Over the summer I slogged my way through Bart D. Ehrman's two best -sellers, Misquoting Jesus and Jesus, Interrupted. In the latter, Ehrman acknowledges a devolution in his Christian faith, from an Evangelical Christian when he was an undergraduate at Moody Bible Institute, to an agnostic today despite being a Professor of Religious Studies at the University of North Carolina at Chapel Hill. Although he proverbially stood on his head in Jesus, Interrupted to deny that his seminary education at Princeton--and his immersion there into the historical-critical method of biblical analysis--contributed to his loss of faith, I was left wondering whether he just hasn't wanted to face the truth. A seminary eduction robbed Ehrman of his confidence in the bible, and that began his progressive slide into apostasy.
Why shouldn't this serve as a cautionary tale to any sincere believer considering seminary eduction? What, do you think, are the realistic dangers of buying into the historical-critical study of the bible?
Biblical textual criticism, in general, has been operating under the constraints of classical scholarship; under the canons of classical textual criticism, and as a result the field is stagnant. Many modern critics appear as drunken men wandering aimlessly amidst floating bubbles of pretty colors, a landscape of transitory values and endless bubbles. The whole field has floundered over issues not germane to the task at hand. Trifling diversions, useless investigations and extravagant theories have plagued the efforts to really contribute to biblical textual criticism.

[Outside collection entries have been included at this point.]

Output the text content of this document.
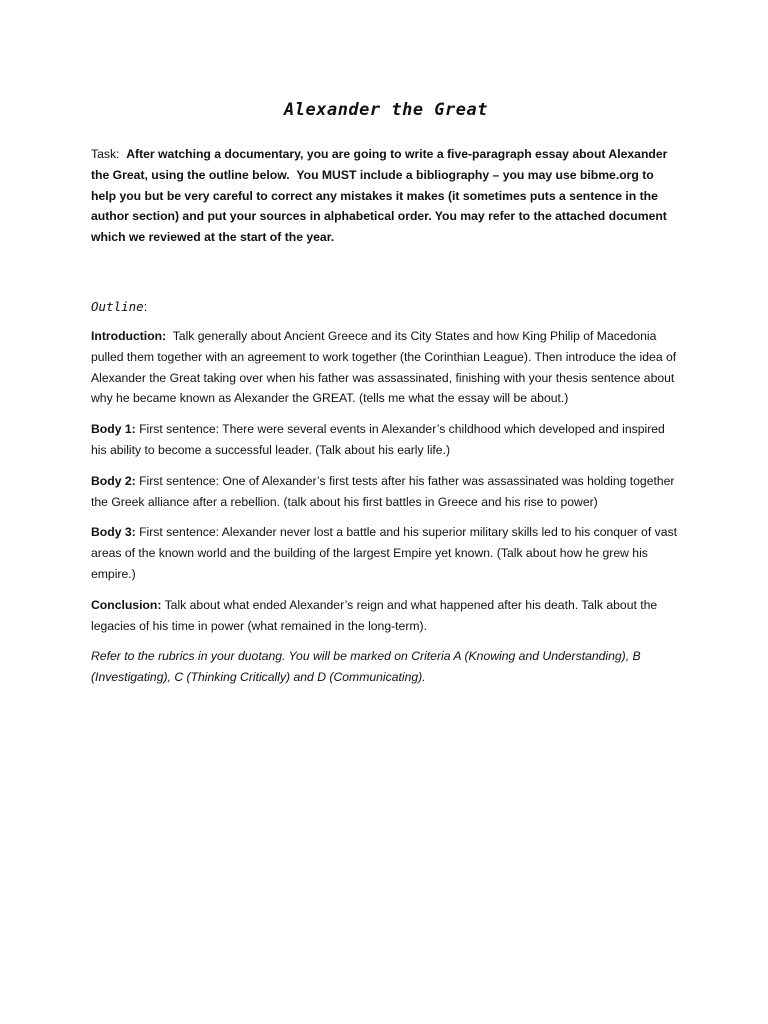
Alexander the Great

Task: After watching a documentary, you are going to write a five-paragraph essay about Alexander the Great, using the outline below. You MUST include a bibliography – you may use bibme.org to help you but be very careful to correct any mistakes it makes (it sometimes puts a sentence in the author section) and put your sources in alphabetical order. You may refer to the attached document which we reviewed at the start of the year.

Outline:

Introduction: Talk generally about Ancient Greece and its City States and how King Philip of Macedonia pulled them together with an agreement to work together (the Corinthian League). Then introduce the idea of Alexander the Great taking over when his father was assassinated, finishing with your thesis sentence about why he became known as Alexander the GREAT. (tells me what the essay will be about.)

Body 1: First sentence: There were several events in Alexander’s childhood which developed and inspired his ability to become a successful leader. (Talk about his early life.)

Body 2: First sentence: One of Alexander’s first tests after his father was assassinated was holding together the Greek alliance after a rebellion. (talk about his first battles in Greece and his rise to power)

Body 3: First sentence: Alexander never lost a battle and his superior military skills led to his conquer of vast areas of the known world and the building of the largest Empire yet known. (Talk about how he grew his empire.)

Conclusion: Talk about what ended Alexander’s reign and what happened after his death. Talk about the legacies of his time in power (what remained in the long-term).

Refer to the rubrics in your duotang. You will be marked on Criteria A (Knowing and Understanding), B (Investigating), C (Thinking Critically) and D (Communicating).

Years of this kind of aimless intellectual pursuits has left, nay robbed the present generation of useful results. Instead of a sense of trustworthiness today's Bible readers are left with a vacuum, empty like the fruits of nihilism. Instead of a sense of affirmation or validation today's Bible students are told that the texts and the multitude of Bible translations are all uncertain. What a fine foundation to base a life upon, or from which one may view supposed truth about life, death, resurrection, healing, guidance and glorious transcendent examples of morals and truths.